The Kremlin Ball is unfinished. The parts published here are polished, but the novel peters out a bit, and ultimately feels more like a series of sketches than a coherent whole—though one gets a sense of what Malaparte was trying to shape it into. Certainly, what there is—even if slightly disordered, and with a bit of repetition—is fascinating, and an insightful glimpse of a peculiar time and place—and class. The writing is very good too, Malaparte nicely expressive about what he experiences— but the parenthetical subtitle does describe what this is: 'Material for a Novel,' which hasn't quite been shaped into a novel yet.
As an observer—or imaginer—of Soviet Russia and its elite, Malaparte sees things few else did ... one reads The Kremlin Ball more for its unique and off-kilter vision of the Soviet Union and the beauty of its writing than for any serious analysis of the collapsing revolution ... Translator Jenny McPhee gets Malaparte exactly right ... This is precisely how Malaparte should be read. Nothing he reports should be taken at face value, but in his death-and-decay-obsessed vision, it all could and should be true.

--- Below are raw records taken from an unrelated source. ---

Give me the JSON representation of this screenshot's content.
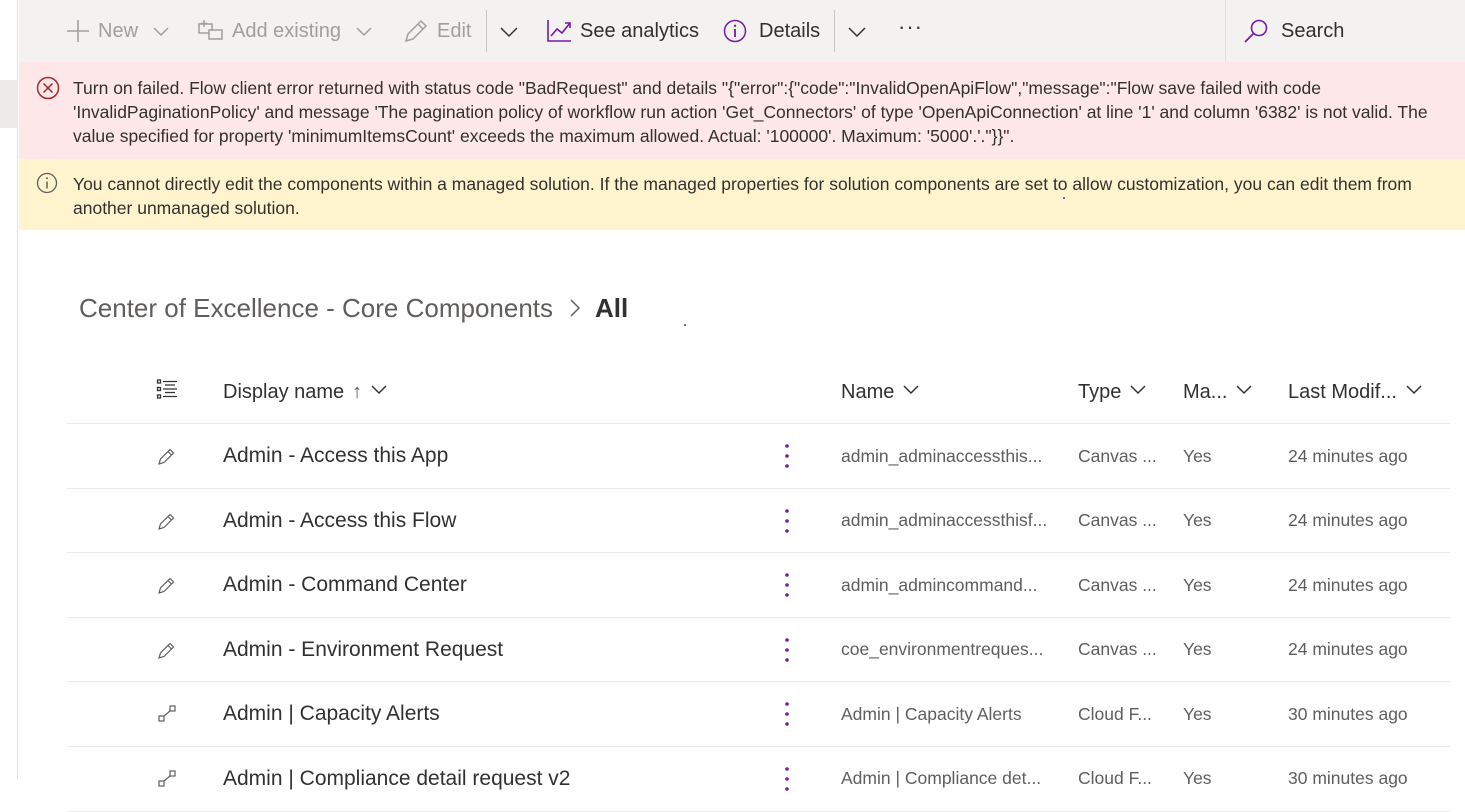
{
  "colors": {
    "accent": "#7719aa",
    "error_bg": "#fde7e9",
    "error_icon": "#a4262c",
    "warning_bg": "#fff4ce",
    "command_bar_bg": "#f3f2f1"
  },
  "toolbar": {
    "new_label": "New",
    "add_existing_label": "Add existing",
    "edit_label": "Edit",
    "see_analytics_label": "See analytics",
    "details_label": "Details",
    "more_label": "···",
    "search_label": "Search"
  },
  "error_bar": {
    "icon": "error-circle-icon",
    "text": "Turn on failed. Flow client error returned with status code \"BadRequest\" and details \"{\"error\":{\"code\":\"InvalidOpenApiFlow\",\"message\":\"Flow save failed with code 'InvalidPaginationPolicy' and message 'The pagination policy of workflow run action 'Get_Connectors' of type 'OpenApiConnection' at line '1' and column '6382' is not valid. The value specified for property 'minimumItemsCount' exceeds the maximum allowed. Actual: '100000'. Maximum: '5000'.'.\"}}\"."
  },
  "warning_bar": {
    "icon": "info-icon",
    "text": "You cannot directly edit the components within a managed solution. If the managed properties for solution components are set to allow customization, you can edit them from another unmanaged solution."
  },
  "breadcrumb": {
    "parent": "Center of Excellence - Core Components",
    "current": "All"
  },
  "table": {
    "columns": {
      "display_name": "Display name",
      "display_name_sort": "↑",
      "name": "Name",
      "type": "Type",
      "managed": "Ma...",
      "last_modified": "Last Modif..."
    },
    "rows": [
      {
        "icon": "pencil-icon",
        "display_name": "Admin - Access this App",
        "name": "admin_adminaccessthis...",
        "type": "Canvas ...",
        "managed": "Yes",
        "modified": "24 minutes ago"
      },
      {
        "icon": "pencil-icon",
        "display_name": "Admin - Access this Flow",
        "name": "admin_adminaccessthisf...",
        "type": "Canvas ...",
        "managed": "Yes",
        "modified": "24 minutes ago"
      },
      {
        "icon": "pencil-icon",
        "display_name": "Admin - Command Center",
        "name": "admin_admincommand...",
        "type": "Canvas ...",
        "managed": "Yes",
        "modified": "24 minutes ago"
      },
      {
        "icon": "pencil-icon",
        "display_name": "Admin - Environment Request",
        "name": "coe_environmentreques...",
        "type": "Canvas ...",
        "managed": "Yes",
        "modified": "24 minutes ago"
      },
      {
        "icon": "flow-icon",
        "display_name": "Admin | Capacity Alerts",
        "name": "Admin | Capacity Alerts",
        "type": "Cloud F...",
        "managed": "Yes",
        "modified": "30 minutes ago"
      },
      {
        "icon": "flow-icon",
        "display_name": "Admin | Compliance detail request v2",
        "name": "Admin | Compliance det...",
        "type": "Cloud F...",
        "managed": "Yes",
        "modified": "30 minutes ago"
      }
    ]
  }
}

The Kremlin Ball is a collection of scathing portraits of Soviet high society between the revolutions of 1917 and the purges of the 1930’s, a time that is so crucial to understanding the history of the Soviet Union, and is so well critiqued and presented by the acerbic prose of Malaparte ... While the format and topic is distinctly Proustian—critiquing a society through its upper class citizens—the style is anything but Proustian; in fact, Malaparte’s style, with its lack of intellectual adornments and pomposity, is closest to that of George Orwell in his nonfiction ... Although the book remains unfinished, what remains of Curzio Malaparte’s hard hitting critiques are more alive than ever.
While Malaparte’s morbid glee in describing Lenin’s preserved body as a 'precious crustacean' or the revolutionary hero Karakhan as little more than 'a fabulous tennis player' is infectious, the numerous French bon mots from Russian party functionaries and German newspaper correspondents mean little to a contemporary reader. Malaparte described this work as 'a novel in the Proustian sense' ... He is halfway successful; the tragedy of a utopian ideal betrayed by human foible and vanity is certainly timeless, but, unlike Proust’s work, this one doesn’t quite recapture a lost time.
Malaparte may just be the original postmodernist, at least as far as genre-crossing is concerned: his journalism reads like fiction, and his fiction like journalism ... Within a few dozen pages he has evolved into a political philosopher, noting—and worth considering for our own time—that the downtrodden masses will support tyrants beyond all reason ... A head-swirling kaleidoscope that, though fictional, is never for a moment fictitious.